There's also confusion here and elsewhere among people who have mathematical knowledge but little cipherbreaking knowledge. Several ciphers simply XOR the data with the keystream, and so you could say that a ciphertext corresponds to all plaintexts of that length because you could have used any keystream.
However, this ignores that a reasonable plaintext produced from the seed password is much, much more likely than another produced by the seed Wsg5Nm^bkI4EgxUOhpAjTmTjO0F!VkWvysS6EEMsIJiTZcvsh#WI$IH$TYqiWvK!%&Ue&nk55ak%BX%9!NnG%32ftud%YkBO$U6o to the extent that anyone claiming that the second was a possibility would be laughed at.
In the same way, if you're trying to decide between the two potential passwords password and Wsg5Nm^bkI4EgxUO, it's not as difficult to do as some mathematicians would have you believe.

By definition, a cryptographic hash function should not be invertible and should have the least collisions possible.
Regarding your question: it is a one way hash. The input (irrespective of length) will generate a fixed size output, which will be padded based on algo (512 bit boundary for MD5). The information is compressed (lost) and practically not possible to generate from reverse transforms.

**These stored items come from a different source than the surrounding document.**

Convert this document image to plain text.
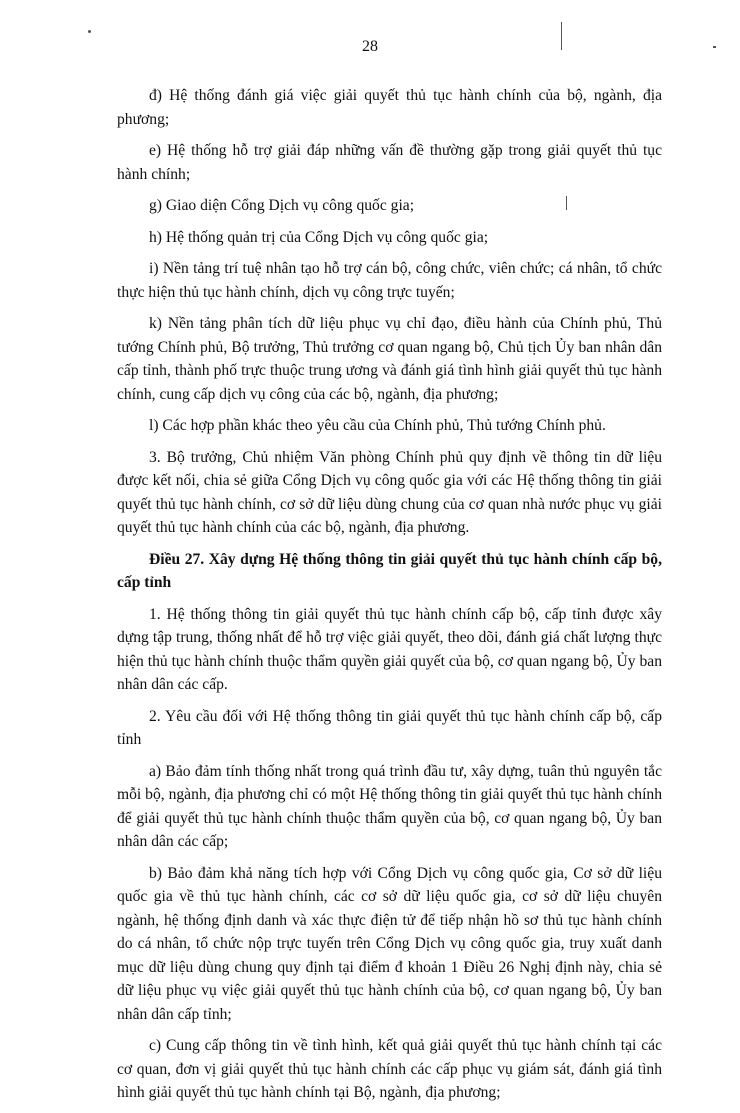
28

đ) Hệ thống đánh giá việc giải quyết thủ tục hành chính của bộ, ngành, địa phương;

e) Hệ thống hỗ trợ giải đáp những vấn đề thường gặp trong giải quyết thủ tục hành chính;

g) Giao diện Cổng Dịch vụ công quốc gia;

h) Hệ thống quản trị của Cổng Dịch vụ công quốc gia;

i) Nền tảng trí tuệ nhân tạo hỗ trợ cán bộ, công chức, viên chức; cá nhân, tổ chức thực hiện thủ tục hành chính, dịch vụ công trực tuyến;

k) Nền tảng phân tích dữ liệu phục vụ chỉ đạo, điều hành của Chính phủ, Thủ tướng Chính phủ, Bộ trưởng, Thủ trưởng cơ quan ngang bộ, Chủ tịch Ủy ban nhân dân cấp tỉnh, thành phố trực thuộc trung ương và đánh giá tình hình giải quyết thủ tục hành chính, cung cấp dịch vụ công của các bộ, ngành, địa phương;

l) Các hợp phần khác theo yêu cầu của Chính phủ, Thủ tướng Chính phủ.

3. Bộ trưởng, Chủ nhiệm Văn phòng Chính phủ quy định về thông tin dữ liệu được kết nối, chia sẻ giữa Cổng Dịch vụ công quốc gia với các Hệ thống thông tin giải quyết thủ tục hành chính, cơ sở dữ liệu dùng chung của cơ quan nhà nước phục vụ giải quyết thủ tục hành chính của các bộ, ngành, địa phương.

Điều 27. Xây dựng Hệ thống thông tin giải quyết thủ tục hành chính cấp bộ, cấp tỉnh

1. Hệ thống thông tin giải quyết thủ tục hành chính cấp bộ, cấp tỉnh được xây dựng tập trung, thống nhất để hỗ trợ việc giải quyết, theo dõi, đánh giá chất lượng thực hiện thủ tục hành chính thuộc thẩm quyền giải quyết của bộ, cơ quan ngang bộ, Ủy ban nhân dân các cấp.

2. Yêu cầu đối với Hệ thống thông tin giải quyết thủ tục hành chính cấp bộ, cấp tỉnh

a) Bảo đảm tính thống nhất trong quá trình đầu tư, xây dựng, tuân thủ nguyên tắc mỗi bộ, ngành, địa phương chỉ có một Hệ thống thông tin giải quyết thủ tục hành chính để giải quyết thủ tục hành chính thuộc thẩm quyền của bộ, cơ quan ngang bộ, Ủy ban nhân dân các cấp;

b) Bảo đảm khả năng tích hợp với Cổng Dịch vụ công quốc gia, Cơ sở dữ liệu quốc gia về thủ tục hành chính, các cơ sở dữ liệu quốc gia, cơ sở dữ liệu chuyên ngành, hệ thống định danh và xác thực điện tử để tiếp nhận hồ sơ thủ tục hành chính do cá nhân, tổ chức nộp trực tuyến trên Cổng Dịch vụ công quốc gia, truy xuất danh mục dữ liệu dùng chung quy định tại điểm đ khoản 1 Điều 26 Nghị định này, chia sẻ dữ liệu phục vụ việc giải quyết thủ tục hành chính của bộ, cơ quan ngang bộ, Ủy ban nhân dân cấp tỉnh;

c) Cung cấp thông tin về tình hình, kết quả giải quyết thủ tục hành chính tại các cơ quan, đơn vị giải quyết thủ tục hành chính các cấp phục vụ giám sát, đánh giá tình hình giải quyết thủ tục hành chính tại Bộ, ngành, địa phương;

Additional info on MD5: it is vulnerable to collisions. I have gone through this article recently,
http://www.win.tue.nl/hashclash/Nostradamus/
Open source code for crypto hash implementations (MD5 and SHA) can be found at Mozilla code.
(freebl library).

I like all the various arguments.
It is obvious the real value of hashed values is simply to provide human-unreadable placeholders for strings such as passwords.
It has no specific enhanced security benefit.
Assuming an attacker gained access to a table with hashed passwords, he/she can:
Hash a password of his/her own choice and place the results inside the password table if he/she has writing/edit rights to the table.
Generate hashed values of common passwords and test the existence of similar hashed values in the password table.
In this case weak passwords cannot be protected by the mere fact that they are hashed.